According to Bloomberg’s report, the United States bankruptcy court has approved cryptocurrency lending company Celsius’s plan to transform into a Bitcoin mining company owned by creditors as part of a broader debt repayment scheme.
Judge Martin Glenn stated on Thursday (9th) that he would approve Celsius’s plan to repay customers through a combination of crypto assets and newly listed Bitcoin mining company stocks. Celsius’s lawyers indicated that the platform may begin distributing assets in early next year.
Celsius’s transformation into a cryptocurrency mining enterprise has been questioned by some customers and still faces regulatory obstacles. The company stated that the plan still needs approval from the U.S. Securities and Exchange Commission (SEC), and if the cryptocurrency mining scheme fails, Celsius may turn to liquidation. The judge has urged the SEC to make a decision on approval as soon as possible.

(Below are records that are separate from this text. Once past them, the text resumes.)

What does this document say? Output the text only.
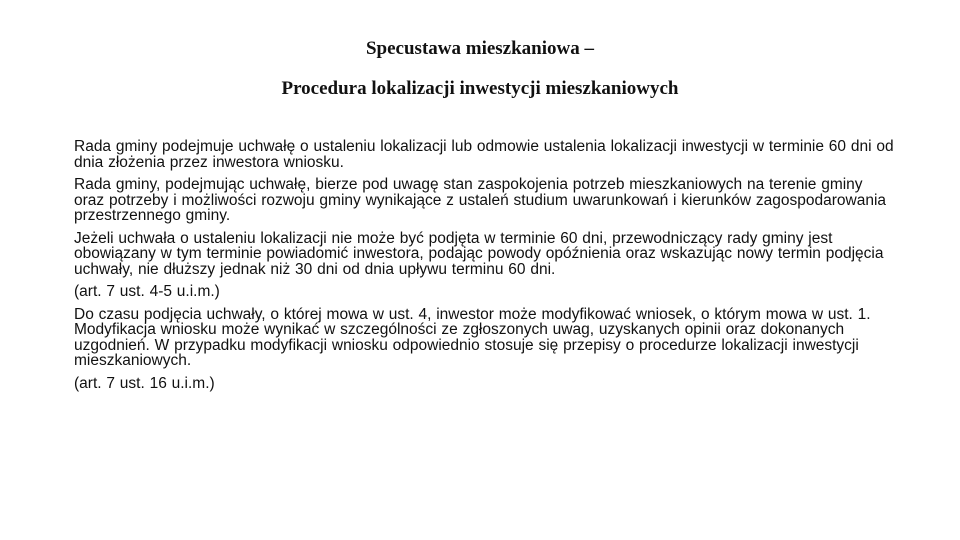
Specustawa mieszkaniowa –
Procedura lokalizacji inwestycji mieszkaniowych

Rada gminy podejmuje uchwałę o ustaleniu lokalizacji lub odmowie ustalenia lokalizacji inwestycji w terminie 60 dni od dnia złożenia przez inwestora wniosku.

Rada gminy, podejmując uchwałę, bierze pod uwagę stan zaspokojenia potrzeb mieszkaniowych na terenie gminy oraz potrzeby i możliwości rozwoju gminy wynikające z ustaleń studium uwarunkowań i kierunków zagospodarowania przestrzennego gminy.

Jeżeli uchwała o ustaleniu lokalizacji nie może być podjęta w terminie 60 dni, przewodniczący rady gminy jest obowiązany w tym terminie powiadomić inwestora, podając powody opóźnienia oraz wskazując nowy termin podjęcia uchwały, nie dłuższy jednak niż 30 dni od dnia upływu terminu 60 dni.

(art. 7 ust. 4-5 u.i.m.)

Do czasu podjęcia uchwały, o której mowa w ust. 4, inwestor może modyfikować wniosek, o którym mowa w ust. 1. Modyfikacja wniosku może wynikać w szczególności ze zgłoszonych uwag, uzyskanych opinii oraz dokonanych uzgodnień. W przypadku modyfikacji wniosku odpowiednio stosuje się przepisy o procedurze lokalizacji inwestycji mieszkaniowych.

(art. 7 ust. 16 u.i.m.)
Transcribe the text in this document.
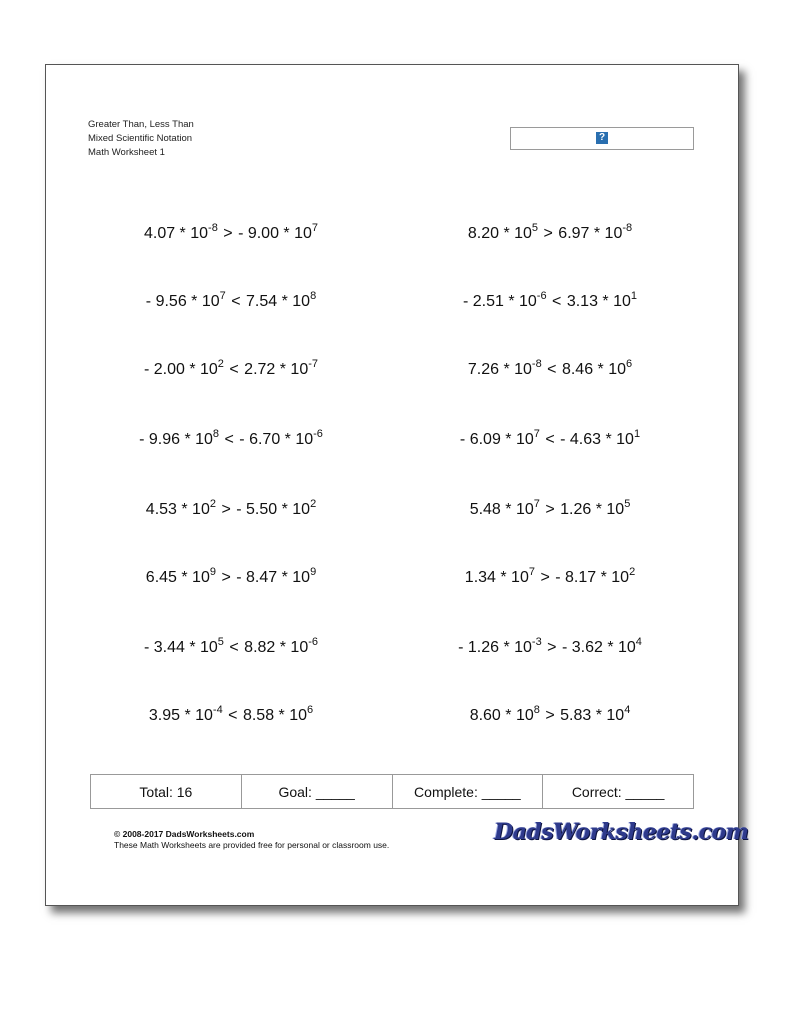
Greater Than, Less Than
Mixed Scientific Notation
Math Worksheet 1
?
$4.07 * 10^{-8}$ > - $9.00 * 10^7$	$8.20 * 10^5 > 6.97 * 10^{-8}$
- $9.56 * 10^7 < 7.54 * 10^8$	- $2.51 * 10^{-6} < 3.13 * 10^1$
- $2.00 * 10^2 < 2.72 * 10^{-7}$	$7.26 * 10^{-8} < 8.46 * 10^6$
- $9.96 * 10^8$ < - $6.70 * 10^{-6}$	- $6.09 * 10^7$ < - $4.63 * 10^1$
$4.53 * 10^2$ > - $5.50 * 10^2$	$5.48 * 10^7 > 1.26 * 10^5$
$6.45 * 10^9$ > - $8.47 * 10^9$	$1.34 * 10^7$ > - $8.17 * 10^2$
- $3.44 * 10^5 < 8.82 * 10^{-6}$	- $1.26 * 10^{-3}$ > - $3.62 * 10^4$
$3.95 * 10^{-4} < 8.58 * 10^6$	$8.60 * 10^8 > 5.83 * 10^4$
Total: 16	Goal: _____	Complete: _____	Correct: _____
© 2008-2017 DadsWorksheets.com
These Math Worksheets are provided free for personal or classroom use.	DadsWorksheets.com
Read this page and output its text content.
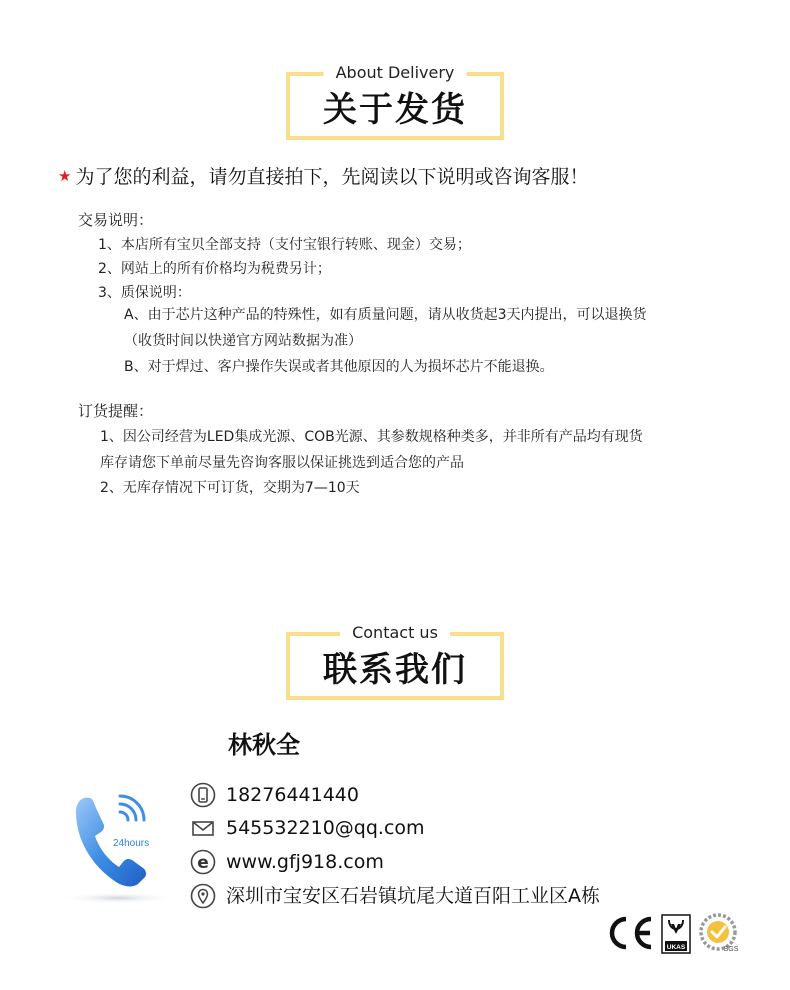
About Delivery
关于发货
★ 为了您的利益，请勿直接拍下，先阅读以下说明或咨询客服！
交易说明：
1、本店所有宝贝全部支持（支付宝银行转账、现金）交易；
2、网站上的所有价格均为税费另计；
3、质保说明：
A、由于芯片这种产品的特殊性，如有质量问题，请从收货起3天内提出，可以退换货
（收货时间以快递官方网站数据为准）
B、对于焊过、客户操作失误或者其他原因的人为损坏芯片不能退换。
订货提醒：
1、因公司经营为LED集成光源、COB光源、其参数规格种类多，并非所有产品均有现货
库存请您下单前尽量先咨询客服以保证挑选到适合您的产品
2、无库存情况下可订货，交期为7—10天
Contact us
联系我们
林秋全
24hours
18276441440
545532210@qq.com
e www.gfj918.com
深圳市宝安区石岩镇坑尾大道百阳工业区A栋
UKAS	SGS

The ruling approving Celsius’s plan concluded weeks of hearings, during which individual customers raised questions about Celsius’s new management team and expressed dissatisfaction with the company’s bankruptcy plan and the costs of bankruptcy protection. These customers believe that the plan significantly undervalued Celsius’s CEL token.
Celsius’s bankruptcy lawyer argued that when Celsius filed for bankruptcy protection in 2022, CEL was essentially worthless, as their argument was that CEL was seen as a representation of company stock, which typically loses nearly all value in a company’s bankruptcy. The judge stated that Celsius’s bankruptcy plan avoided the need for him to rule on whether CEL constitutes a security, which is a tricky legal issue with broader implications for how the U.S. regulates the cryptocurrency industry.